User-user-machine interfaces
Watching Engelbart’s 1968 demo, picked up on the two-person collaboration scenes (Bill on the intercom, bug-fight, shared screen). Reading more on his framework, the pattern becomes load-bearing.
We shouldn’t only assume that we need to create user-machine interface, but user-user-machine interfaces too.

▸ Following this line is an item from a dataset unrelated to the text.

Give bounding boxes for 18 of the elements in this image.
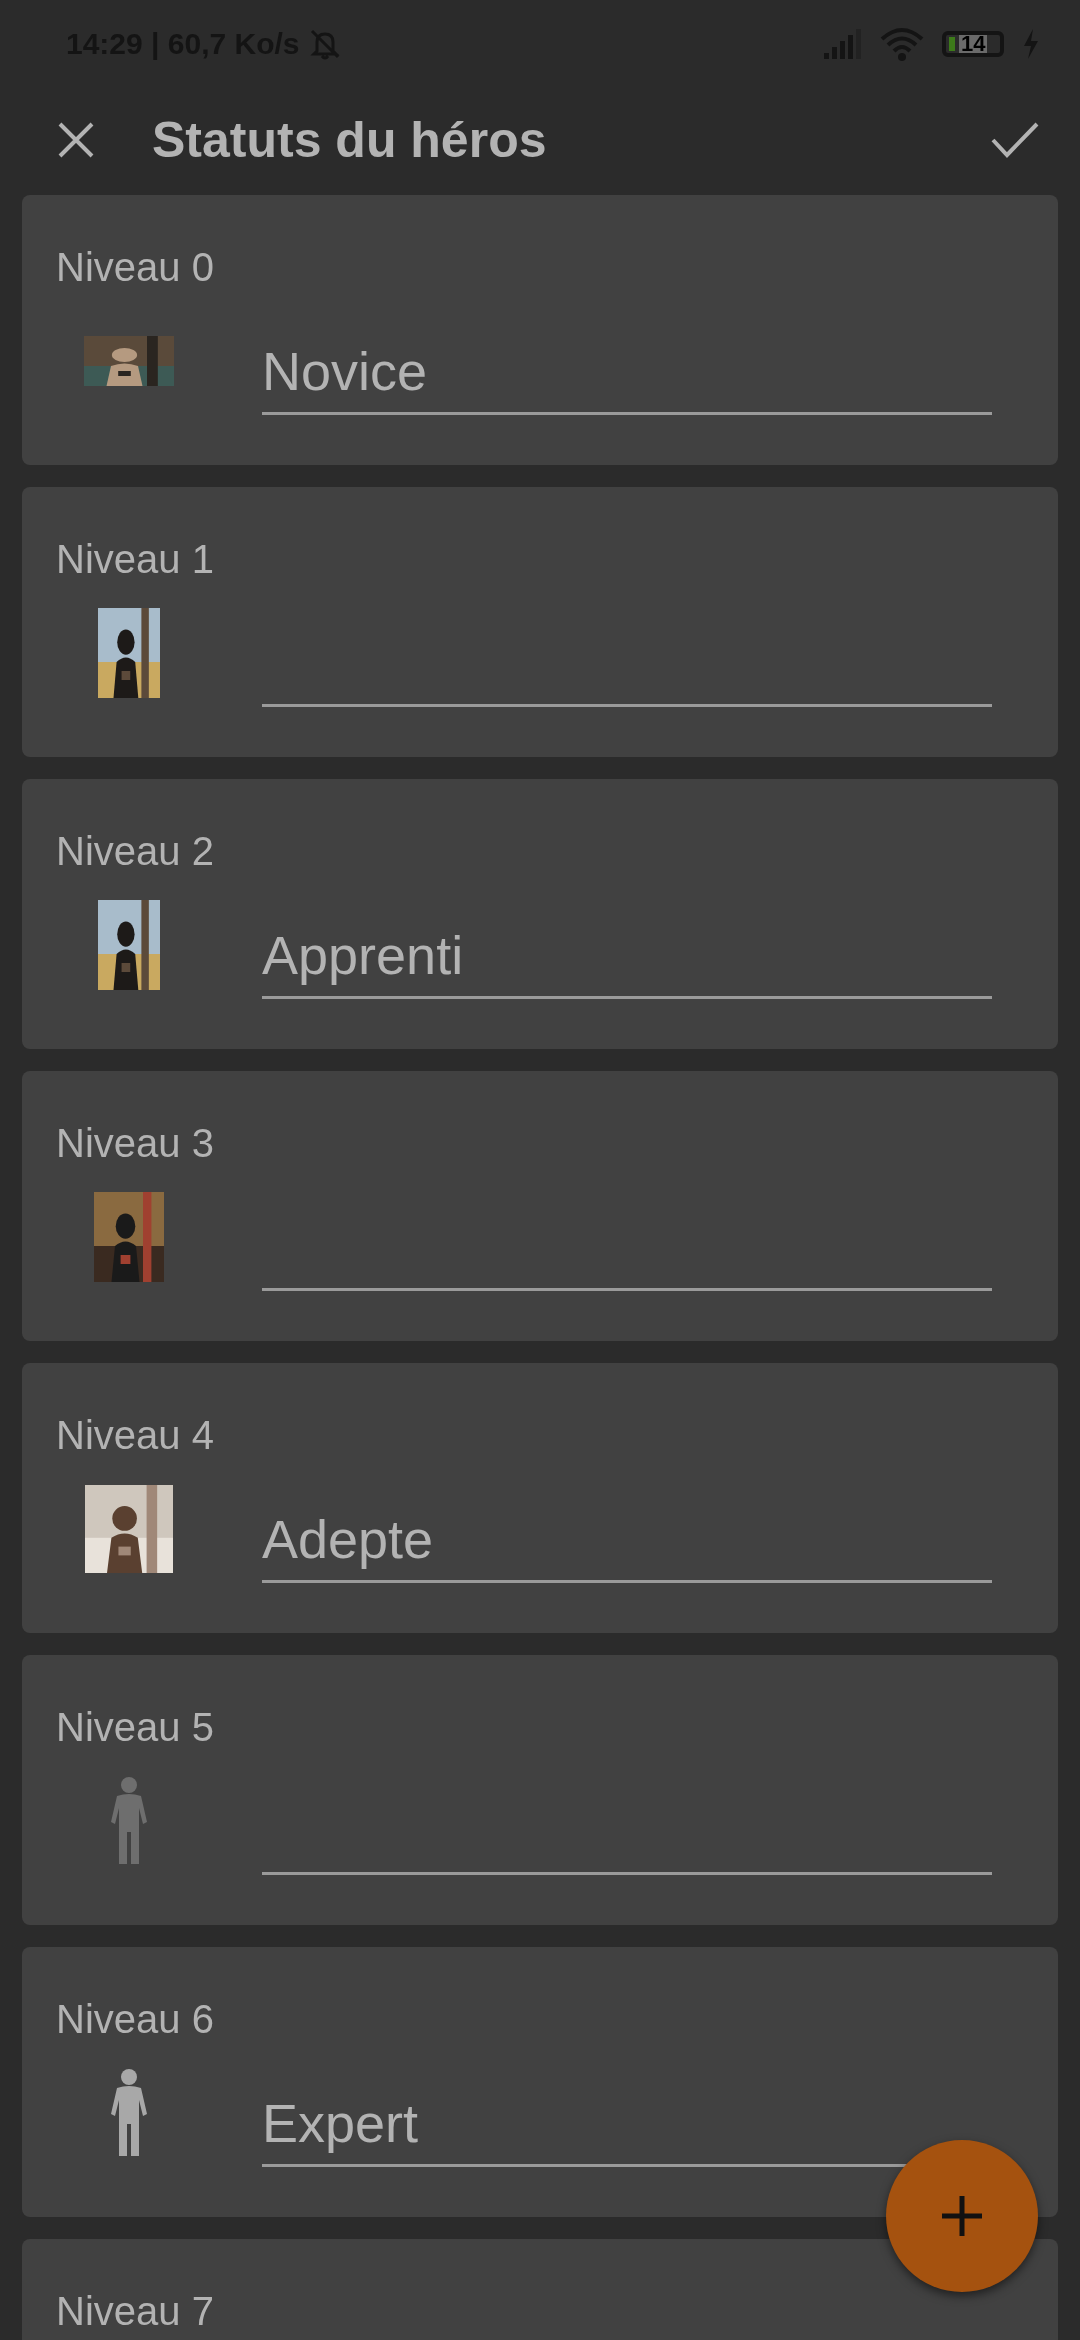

Engelbart’s 1962 framework calls the augmentation system H-LAM/T: Human using Language, Artifacts, Methodology, in which he is Trained. Four components, not one. The artifact (the tool, the UI) is one quarter of the system. Designing only the artifact and ignoring language, methodology, and training is what most of UX has done for forty years. It is also a fraction of the augmentation Engelbart had in mind.
He named the proper deployment context a Networked Improvement Community (NIC): a group consciously using shared tools to improve their shared practice. The unit of analysis isn’t the individual user. It’s the community co-evolving with its tools.
The implication for our current LLM moment: stop designing chat as a one-human, one-agent surface. The real win is user plus user plus machine: shared workspaces with the LLM as a present-but-not-central participant, where two humans get sharper because the third presence can fetch evidence in real time.
For the Guildford talk: this is the missing frame. Conversation design has been “user-machine dialogue” since the 1960s. Engelbart was already past that in 1962.